30

I have to analyzed a image which containing both English and Japanese texts. When I run tesseract by default (-l eng), some Japanese characters lost. Otherwise, if I run tesseract with japanese (-l jpn) some English characters lost (e.g. Email).

How can I run one process which recognize both English and Japanese characters?

Martin Thoma
  • 124,992
  • 159
  • 614
  • 958
pars
  • 409
  • 1
  • 5
  • 10

2 Answers2

53

Since tesseract 3.02 it is possible to specify multiple languages for the -l parameter.

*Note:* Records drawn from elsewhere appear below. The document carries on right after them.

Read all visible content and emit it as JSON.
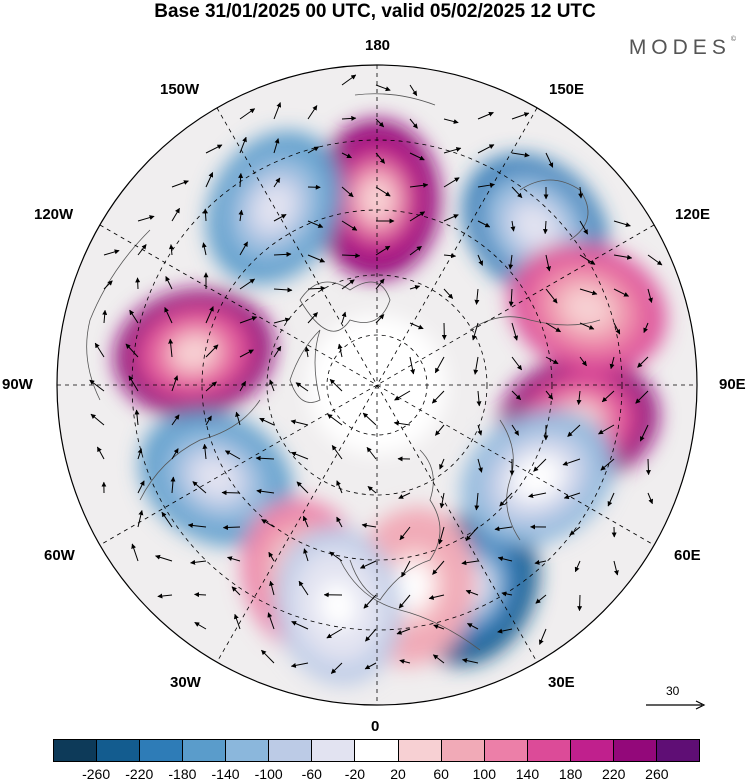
{
  "header": {
    "title": "Base 31/01/2025 00 UTC, valid 05/02/2025 12 UTC",
    "brand": "MODES",
    "brand_mark": "©"
  },
  "map": {
    "projection": "north-polar-stereographic",
    "longitude_labels": [
      {
        "key": "180",
        "text": "180"
      },
      {
        "key": "150W",
        "text": "150W"
      },
      {
        "key": "150E",
        "text": "150E"
      },
      {
        "key": "120W",
        "text": "120W"
      },
      {
        "key": "120E",
        "text": "120E"
      },
      {
        "key": "90W",
        "text": "90W"
      },
      {
        "key": "90E",
        "text": "90E"
      },
      {
        "key": "60W",
        "text": "60W"
      },
      {
        "key": "60E",
        "text": "60E"
      },
      {
        "key": "30W",
        "text": "30W"
      },
      {
        "key": "30E",
        "text": "30E"
      },
      {
        "key": "0",
        "text": "0"
      }
    ],
    "anomaly_centers": [
      {
        "sign": "positive",
        "longitude": "180",
        "strength": 250
      },
      {
        "sign": "negative",
        "longitude": "150W",
        "strength": -160
      },
      {
        "sign": "negative",
        "longitude": "135E",
        "strength": -190
      },
      {
        "sign": "positive",
        "longitude": "100W",
        "strength": 230
      },
      {
        "sign": "positive",
        "longitude": "80E",
        "strength": 240
      },
      {
        "sign": "positive",
        "longitude": "110E",
        "strength": 170
      },
      {
        "sign": "negative",
        "longitude": "60W",
        "strength": -170
      },
      {
        "sign": "positive",
        "longitude": "20W",
        "strength": 130
      },
      {
        "sign": "negative",
        "longitude": "25E",
        "strength": -250
      },
      {
        "sign": "negative",
        "longitude": "60E",
        "strength": -130
      },
      {
        "sign": "positive",
        "longitude": "10E",
        "strength": 90
      },
      {
        "sign": "negative",
        "longitude": "10W",
        "strength": -80
      }
    ],
    "wind_reference": {
      "value": "30"
    }
  },
  "colorbar": {
    "ticks": [
      "-260",
      "-220",
      "-180",
      "-140",
      "-100",
      "-60",
      "-20",
      "20",
      "60",
      "100",
      "140",
      "180",
      "220",
      "260"
    ],
    "colors": [
      "#0d3a59",
      "#135c8f",
      "#2e7cb7",
      "#5a9ccb",
      "#8bb7dc",
      "#bccbe6",
      "#e2e3f1",
      "#ffffff",
      "#f7d0d3",
      "#f1aab7",
      "#ec7fa8",
      "#dc4b98",
      "#c0208d",
      "#93087a",
      "#5f0e75"
    ]
  }
}
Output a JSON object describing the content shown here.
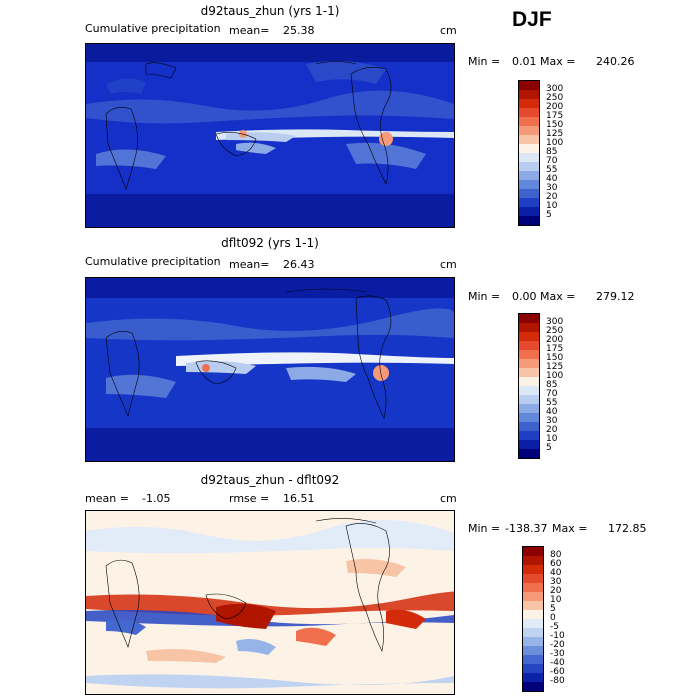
{
  "season": "DJF",
  "panels": [
    {
      "title": "d92taus_zhun (yrs 1-1)",
      "left_label": "Cumulative precipitation",
      "stat_label": "mean=",
      "stat_value": "25.38",
      "units": "cm",
      "min_label": "Min =",
      "min_value": "0.01",
      "max_label": "Max =",
      "max_value": "240.26",
      "levels": [
        "300",
        "250",
        "200",
        "175",
        "150",
        "125",
        "100",
        "85",
        "70",
        "55",
        "40",
        "30",
        "20",
        "10",
        "5"
      ],
      "colors": [
        "#8b0000",
        "#b01500",
        "#d32a0a",
        "#e54a2c",
        "#f0704e",
        "#f49a78",
        "#f8c4a6",
        "#fdf2e6",
        "#dde8f7",
        "#b8cdf0",
        "#8caae6",
        "#6286da",
        "#3f61ce",
        "#1f3ec4",
        "#0a1ea6",
        "#00007a"
      ]
    },
    {
      "title": "dflt092 (yrs 1-1)",
      "left_label": "Cumulative precipitation",
      "stat_label": "mean=",
      "stat_value": "26.43",
      "units": "cm",
      "min_label": "Min =",
      "min_value": "0.00",
      "max_label": "Max =",
      "max_value": "279.12",
      "levels": [
        "300",
        "250",
        "200",
        "175",
        "150",
        "125",
        "100",
        "85",
        "70",
        "55",
        "40",
        "30",
        "20",
        "10",
        "5"
      ],
      "colors": [
        "#8b0000",
        "#b01500",
        "#d32a0a",
        "#e54a2c",
        "#f0704e",
        "#f49a78",
        "#f8c4a6",
        "#fdf2e6",
        "#dde8f7",
        "#b8cdf0",
        "#8caae6",
        "#6286da",
        "#3f61ce",
        "#1f3ec4",
        "#0a1ea6",
        "#00007a"
      ]
    },
    {
      "title": "d92taus_zhun - dflt092",
      "left_label": "mean =",
      "left_value": "-1.05",
      "stat_label": "rmse =",
      "stat_value": "16.51",
      "units": "cm",
      "min_label": "Min =",
      "min_value": "-138.37",
      "max_label": "Max =",
      "max_value": "172.85",
      "levels": [
        "80",
        "60",
        "40",
        "30",
        "20",
        "10",
        "5",
        "0",
        "-5",
        "-10",
        "-20",
        "-30",
        "-40",
        "-60",
        "-80"
      ],
      "colors": [
        "#8b0000",
        "#b01500",
        "#d32a0a",
        "#e54a2c",
        "#f0704e",
        "#f49a78",
        "#f8c4a6",
        "#fdf2e6",
        "#e2ecf8",
        "#c0d4f2",
        "#97b4e8",
        "#6c8fdc",
        "#4468cf",
        "#2545c3",
        "#0c22a8",
        "#00007a"
      ]
    }
  ]
}
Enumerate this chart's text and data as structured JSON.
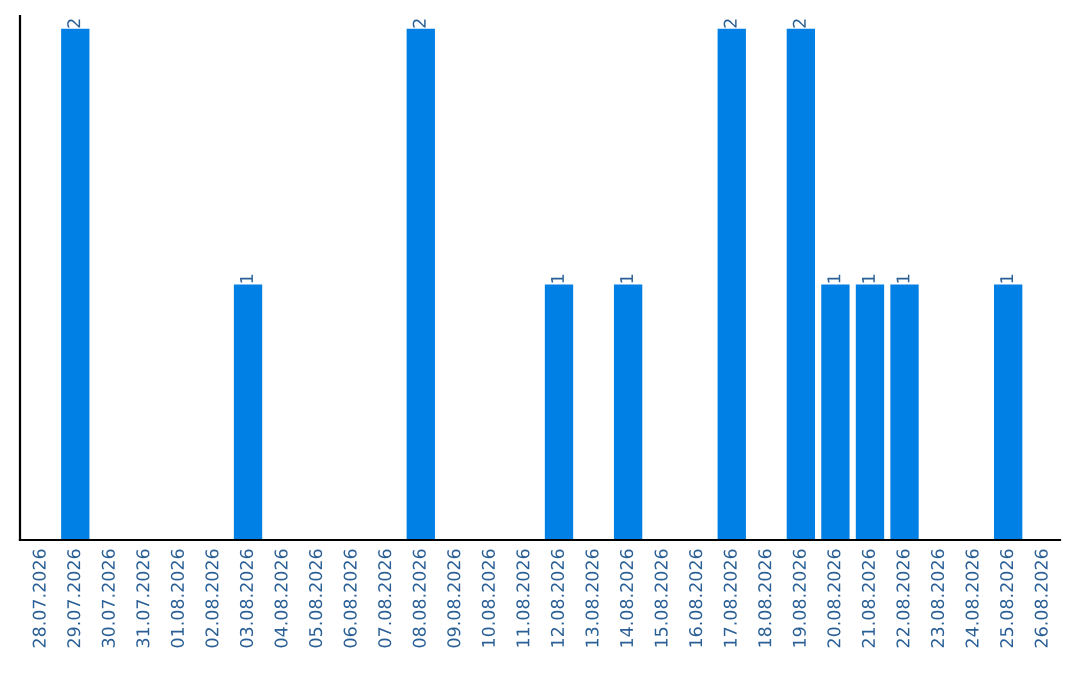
{
  "chart_data": {
    "type": "bar",
    "categories": [
      "28.07.2026",
      "29.07.2026",
      "30.07.2026",
      "31.07.2026",
      "01.08.2026",
      "02.08.2026",
      "03.08.2026",
      "04.08.2026",
      "05.08.2026",
      "06.08.2026",
      "07.08.2026",
      "08.08.2026",
      "09.08.2026",
      "10.08.2026",
      "11.08.2026",
      "12.08.2026",
      "13.08.2026",
      "14.08.2026",
      "15.08.2026",
      "16.08.2026",
      "17.08.2026",
      "18.08.2026",
      "19.08.2026",
      "20.08.2026",
      "21.08.2026",
      "22.08.2026",
      "23.08.2026",
      "24.08.2026",
      "25.08.2026",
      "26.08.2026"
    ],
    "values": [
      0,
      2,
      0,
      0,
      0,
      0,
      1,
      0,
      0,
      0,
      0,
      2,
      0,
      0,
      0,
      1,
      0,
      1,
      0,
      0,
      2,
      0,
      2,
      1,
      1,
      1,
      0,
      0,
      1,
      0
    ],
    "value_labels": [
      null,
      "2",
      null,
      null,
      null,
      null,
      "1",
      null,
      null,
      null,
      null,
      "2",
      null,
      null,
      null,
      "1",
      null,
      "1",
      null,
      null,
      "2",
      null,
      "2",
      "1",
      "1",
      "1",
      null,
      null,
      "1",
      null
    ],
    "color": "#007fe5",
    "ylim": [
      0,
      2.05
    ],
    "tick_labels": "x",
    "grid": false
  }
}
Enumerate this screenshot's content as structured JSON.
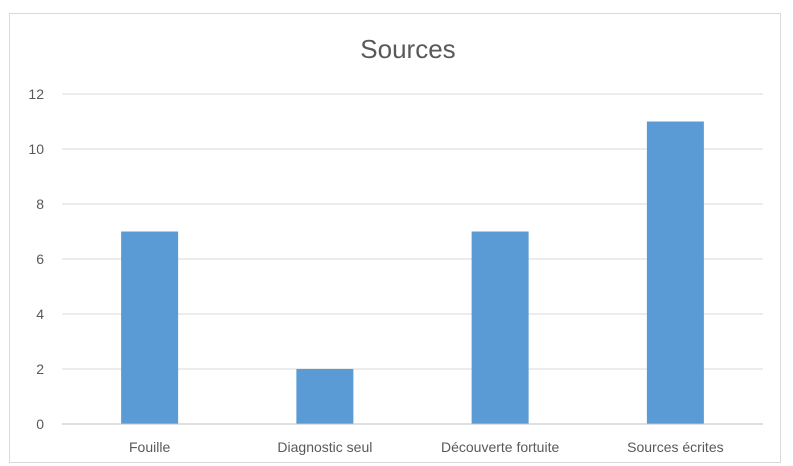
{
  "chart_data": {
    "type": "bar",
    "title": "Sources",
    "categories": [
      "Fouille",
      "Diagnostic seul",
      "Découverte fortuite",
      "Sources écrites"
    ],
    "series": [
      {
        "values": [
          7,
          2,
          7,
          11
        ]
      }
    ],
    "xlabel": "",
    "ylabel": "",
    "ylim": [
      0,
      12
    ],
    "yticks": [
      "0",
      "2",
      "4",
      "6",
      "8",
      "10",
      "12"
    ],
    "grid": true,
    "legend": "none",
    "bar_color": "#5b9bd5"
  }
}
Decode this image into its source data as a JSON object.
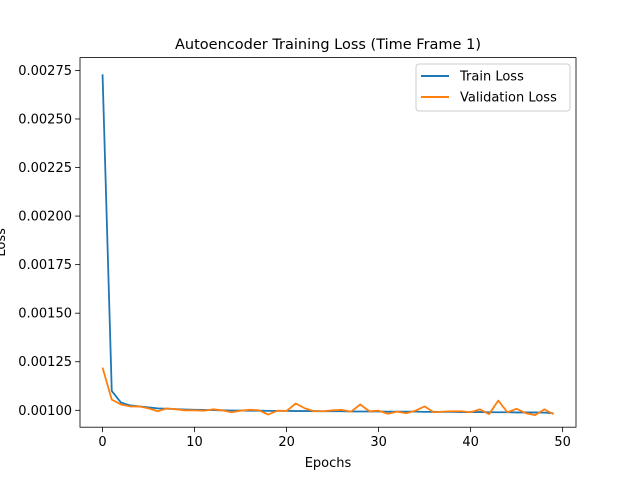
{
  "chart_data": {
    "type": "line",
    "title": "Autoencoder Training Loss (Time Frame 1)",
    "xlabel": "Epochs",
    "ylabel": "Loss",
    "xlim": [
      -2.45,
      51.45
    ],
    "ylim": [
      0.000913,
      0.002816
    ],
    "x_ticks": [
      0,
      10,
      20,
      30,
      40,
      50
    ],
    "y_ticks": [
      0.001,
      0.00125,
      0.0015,
      0.00175,
      0.002,
      0.00225,
      0.0025,
      0.00275
    ],
    "y_tick_labels": [
      "0.00100",
      "0.00125",
      "0.00150",
      "0.00175",
      "0.00200",
      "0.00225",
      "0.00250",
      "0.00275"
    ],
    "grid": false,
    "legend_position": "top-right",
    "x": [
      0,
      1,
      2,
      3,
      4,
      5,
      6,
      7,
      8,
      9,
      10,
      11,
      12,
      13,
      14,
      15,
      16,
      17,
      18,
      19,
      20,
      21,
      22,
      23,
      24,
      25,
      26,
      27,
      28,
      29,
      30,
      31,
      32,
      33,
      34,
      35,
      36,
      37,
      38,
      39,
      40,
      41,
      42,
      43,
      44,
      45,
      46,
      47,
      48,
      49
    ],
    "series": [
      {
        "name": "Train Loss",
        "color": "#1f77b4",
        "values": [
          0.00273,
          0.0011,
          0.00104,
          0.001025,
          0.00102,
          0.001015,
          0.00101,
          0.001008,
          0.001006,
          0.001004,
          0.001003,
          0.001002,
          0.001001,
          0.001,
          0.000999,
          0.000999,
          0.000998,
          0.000998,
          0.000997,
          0.000997,
          0.000997,
          0.000996,
          0.000996,
          0.000996,
          0.000995,
          0.000995,
          0.000995,
          0.000994,
          0.000994,
          0.000994,
          0.000994,
          0.000993,
          0.000993,
          0.000993,
          0.000993,
          0.000992,
          0.000992,
          0.000992,
          0.000992,
          0.000991,
          0.000991,
          0.000991,
          0.00099,
          0.00099,
          0.00099,
          0.000989,
          0.000989,
          0.000989,
          0.000988,
          0.000985
        ]
      },
      {
        "name": "Validation Loss",
        "color": "#ff7f0e",
        "values": [
          0.00122,
          0.001055,
          0.00103,
          0.00102,
          0.00102,
          0.00101,
          0.000995,
          0.00101,
          0.001005,
          0.001,
          0.001,
          0.000998,
          0.001005,
          0.001,
          0.00099,
          0.000998,
          0.001003,
          0.001,
          0.000978,
          0.000998,
          0.000997,
          0.001035,
          0.00101,
          0.000995,
          0.000995,
          0.001,
          0.001002,
          0.000993,
          0.00103,
          0.000995,
          0.000998,
          0.000982,
          0.000993,
          0.000985,
          0.000998,
          0.00102,
          0.00099,
          0.000993,
          0.000995,
          0.000995,
          0.00099,
          0.001005,
          0.00098,
          0.00105,
          0.00099,
          0.001008,
          0.000985,
          0.000975,
          0.001005,
          0.00098
        ]
      }
    ]
  }
}
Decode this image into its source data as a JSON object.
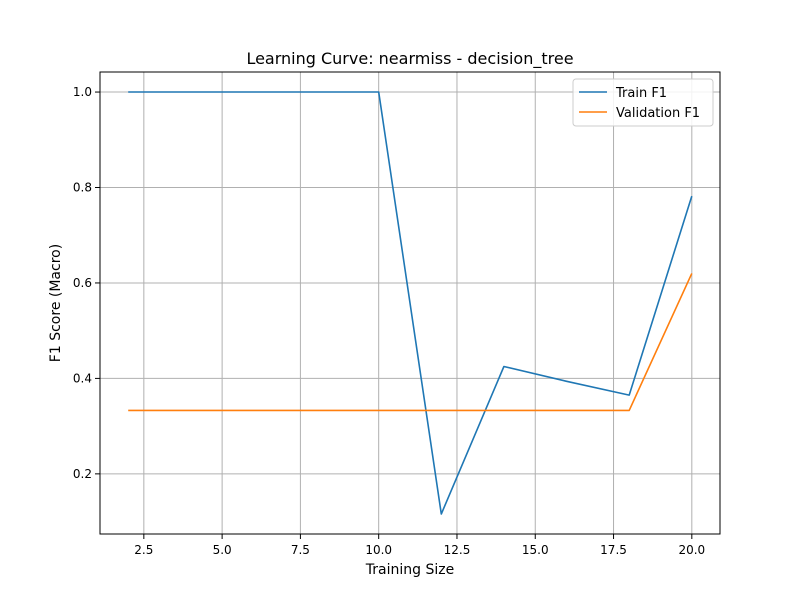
{
  "chart_data": {
    "type": "line",
    "title": "Learning Curve: nearmiss - decision_tree",
    "xlabel": "Training Size",
    "ylabel": "F1 Score (Macro)",
    "xlim": [
      1.1,
      20.9
    ],
    "ylim": [
      0.074,
      1.042
    ],
    "xticks": [
      2.5,
      5.0,
      7.5,
      10.0,
      12.5,
      15.0,
      17.5,
      20.0
    ],
    "xtick_labels": [
      "2.5",
      "5.0",
      "7.5",
      "10.0",
      "12.5",
      "15.0",
      "17.5",
      "20.0"
    ],
    "yticks": [
      0.2,
      0.4,
      0.6,
      0.8,
      1.0
    ],
    "ytick_labels": [
      "0.2",
      "0.4",
      "0.6",
      "0.8",
      "1.0"
    ],
    "grid": true,
    "legend_position": "top-right",
    "series": [
      {
        "name": "Train F1",
        "color": "#1f77b4",
        "x": [
          2,
          4,
          6,
          8,
          10,
          12,
          14,
          16,
          18,
          20
        ],
        "y": [
          1.0,
          1.0,
          1.0,
          1.0,
          1.0,
          0.116,
          0.425,
          0.394,
          0.365,
          0.782
        ]
      },
      {
        "name": "Validation F1",
        "color": "#ff7f0e",
        "x": [
          2,
          4,
          6,
          8,
          10,
          12,
          14,
          16,
          18,
          20
        ],
        "y": [
          0.333,
          0.333,
          0.333,
          0.333,
          0.333,
          0.333,
          0.333,
          0.333,
          0.333,
          0.62
        ]
      }
    ]
  }
}
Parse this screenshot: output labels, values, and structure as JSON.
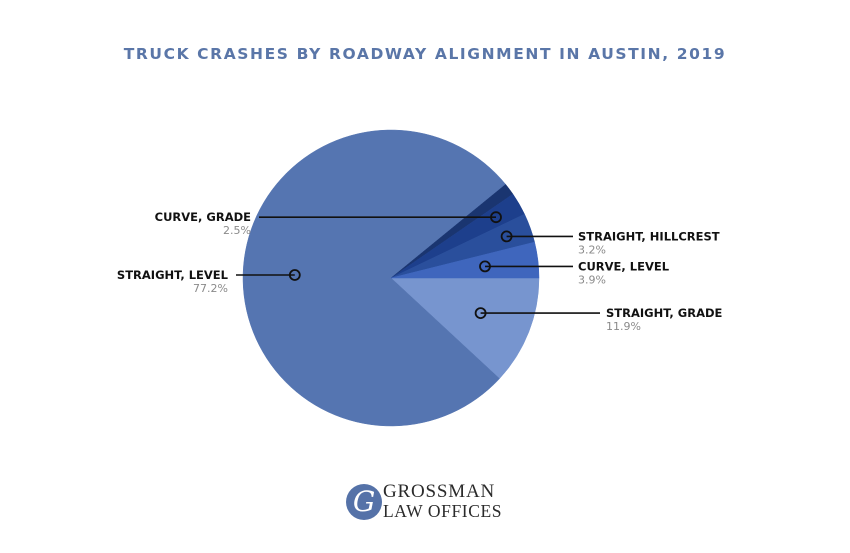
{
  "title": "TRUCK CRASHES BY ROADWAY ALIGNMENT IN AUSTIN, 2019",
  "chart_data": {
    "type": "pie",
    "title": "TRUCK CRASHES BY ROADWAY ALIGNMENT IN AUSTIN, 2019",
    "slices": [
      {
        "label": "STRAIGHT, GRADE",
        "value": 11.9,
        "display": "11.9%",
        "color": "#7795cf"
      },
      {
        "label": "STRAIGHT, LEVEL",
        "value": 77.2,
        "display": "77.2%",
        "color": "#5575b1"
      },
      {
        "label": "",
        "value": 1.3,
        "display": "",
        "color": "#1a3570"
      },
      {
        "label": "CURVE, GRADE",
        "value": 2.5,
        "display": "2.5%",
        "color": "#1d3f8c"
      },
      {
        "label": "STRAIGHT, HILLCREST",
        "value": 3.2,
        "display": "3.2%",
        "color": "#2a4f9c"
      },
      {
        "label": "CURVE, LEVEL",
        "value": 3.9,
        "display": "3.9%",
        "color": "#3f66bd"
      }
    ],
    "legend": "none"
  },
  "logo": {
    "mark": "G",
    "line1": "GROSSMAN",
    "line2": "LAW OFFICES"
  }
}
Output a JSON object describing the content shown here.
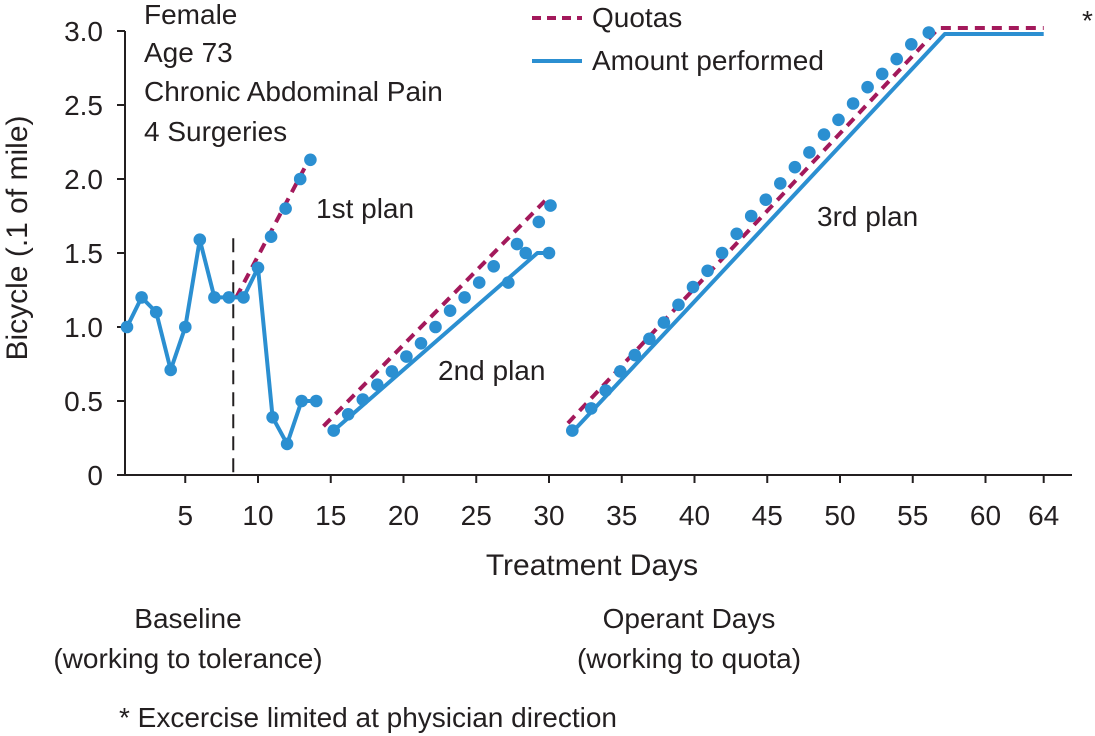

-l lang The language to use. If none is specified, English is assumed. Multiple languages may be specified, separated by plus characters. Tesseract uses 3-character ISO 639-2 language codes.

An example:

tesseract myscan.png out -l deu+eng
tobltobs
  • 2,782
  • 1
  • 27
  • 33
  • 7
    But what's the effect on precision? Is there a risk of getting some English words wrong which would be be recognised if I didn't specify another language? What if I have no idea about the language of the document and select ten languages? Does tesseract just try all languages on the whole text and then keep whichever words seem more likely to be correct based on the each language's dictionary? – Nemo Aug 22 '18 at 06:41
3

Try this:

custom_config = r'-l eng+jpn --psm 6'
txt = pytesseract.image_to_string(img, config=custom_config)

from langdetect import detect_langs
detect_langs(txt)

Note: you have to install langdetect by using:

 pip install langdetect
rahul
  • 53
  • 4